One-Off

Long Before SpaceX, Pan Am Was Booking Flights to the Moon 

HUMANITIES, Fall 2022, Volume 43, Number 4

In 1964, at the height of the Space Race, a journalist walked into a travel agency in Vienna and asked to book a flight to the moon. The eccentric request found its way to Pan American Airways, whose executives took the reservation and spun the demand into a golden marketing opportunity. Inspired by this forward-looking traveler, the airline launched its “First Moon Flights” Club in 1968, inviting customers to book spots on their future lunar routes. (Projected start date: the year 2000.) 

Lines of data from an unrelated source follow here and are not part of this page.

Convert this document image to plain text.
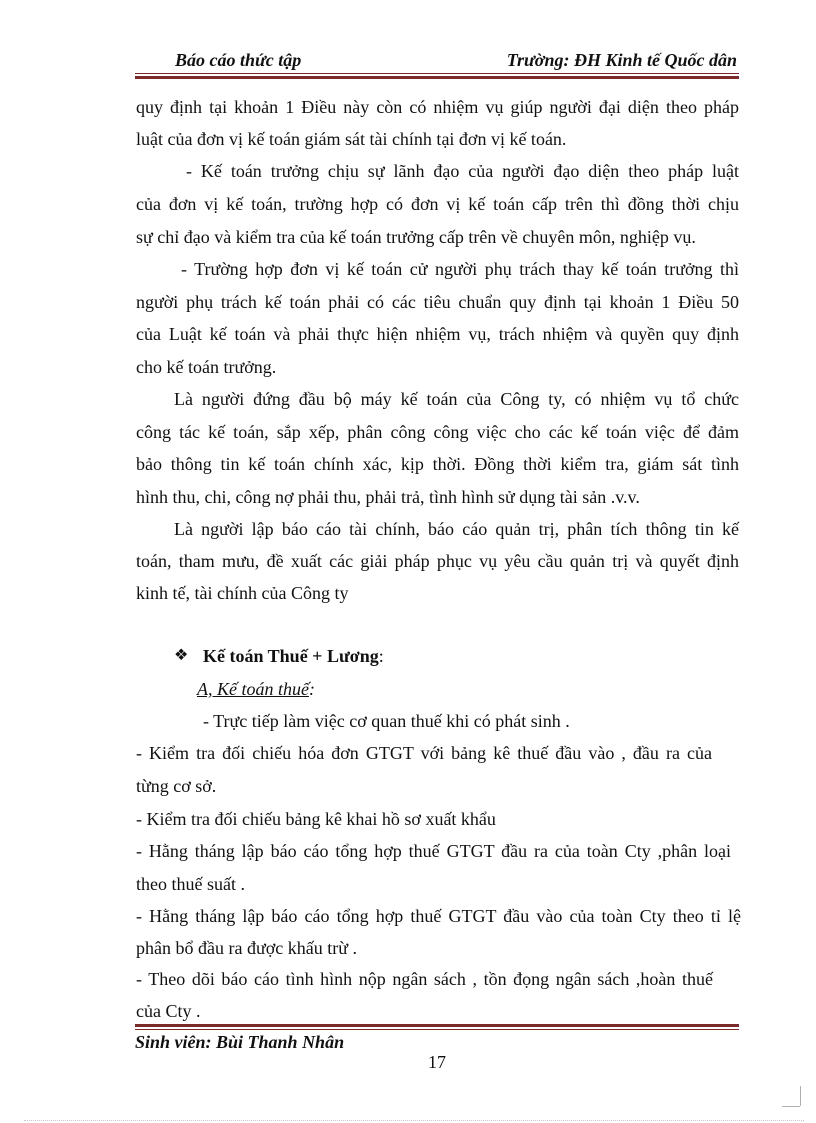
Báo cáo thức tập	Trường: ĐH Kinh tế Quốc dân
quy định tại khoản 1 Điều này còn có nhiệm vụ giúp người đại diện theo pháp
luật của đơn vị kế toán giám sát tài chính tại đơn vị kế toán.
- Kế toán trưởng chịu sự lãnh đạo của người đạo diện theo pháp luật
của đơn vị kế toán, trường hợp có đơn vị kế toán cấp trên thì đồng thời chịu
sự chỉ đạo và kiểm tra của kế toán trưởng cấp trên về chuyên môn, nghiệp vụ.
- Trường hợp đơn vị kế toán cử người phụ trách thay kế toán trưởng thì
người phụ trách kế toán phải có các tiêu chuẩn quy định tại khoản 1 Điều 50
của Luật kế toán và phải thực hiện nhiệm vụ, trách nhiệm và quyền quy định
cho kế toán trưởng.
Là người đứng đầu bộ máy kế toán của Công ty, có nhiệm vụ tổ chức
công tác kế toán, sắp xếp, phân công công việc cho các kế toán việc để đảm
bảo thông tin kế toán chính xác, kịp thời. Đồng thời kiểm tra, giám sát tình
hình thu, chi, công nợ phải thu, phải trả, tình hình sử dụng tài sản .v.v.
Là người lập báo cáo tài chính, báo cáo quản trị, phân tích thông tin kế
toán, tham mưu, đề xuất các giải pháp phục vụ yêu cầu quản trị và quyết định
kinh tế, tài chính của Công ty
❖ Kế toán Thuế + Lương:
A, Kế toán thuế:
- Trực tiếp làm việc cơ quan thuế khi có phát sinh .
- Kiểm tra đối chiếu hóa đơn GTGT với bảng kê thuế đầu vào , đầu ra của
từng cơ sở.
- Kiểm tra đối chiếu bảng kê khai hồ sơ xuất khẩu
- Hằng tháng lập báo cáo tổng hợp thuế GTGT đầu ra của toàn Cty ,phân loại
theo thuế suất .
- Hằng tháng lập báo cáo tổng hợp thuế GTGT đầu vào của toàn Cty theo tỉ lệ
phân bổ đầu ra được khấu trừ .
- Theo dõi báo cáo tình hình nộp ngân sách , tồn đọng ngân sách ,hoàn thuế
của Cty .
Sinh viên: Bùi Thanh Nhân
17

After joining the flight club, participants received a membership card like the one shown here, held by the NEH-supported Museum of Flight in Seattle, Washington. On the front, the card noted the member’s name and number. On the back, it displayed a drawing of a Pan Am Space Clipper in flight. The airline processed around 93,000 cost-free memberships between 1968 and 1971, when it stopped taking reservations due to administrative and financial strain. According to a Los Angeles Times report on the program, inductees included famed broadcaster Walter Cronkite. 

The “First Moon Flights” Club was labeled by many a publicity stunt, but Pan Am representatives maintained well into the 1980s that it was a genuine program, insisting the airline would honor its bookings and that viable commercial space travel was imminent. Pan Am would ultimately fail to make good on its promise—the airline declared bankruptcy in 1991—but its employees were not wrong to believe that space tourism was soon to become a reality. In the past few decades, companies such as Blue Origin, SpaceX, and Space Perspective have picked up where the airline left off. A single ticket for a six-hour flight costs $125,000, but tourists who are able to afford the hefty price tag can now experience the wonders of space travel firsthand.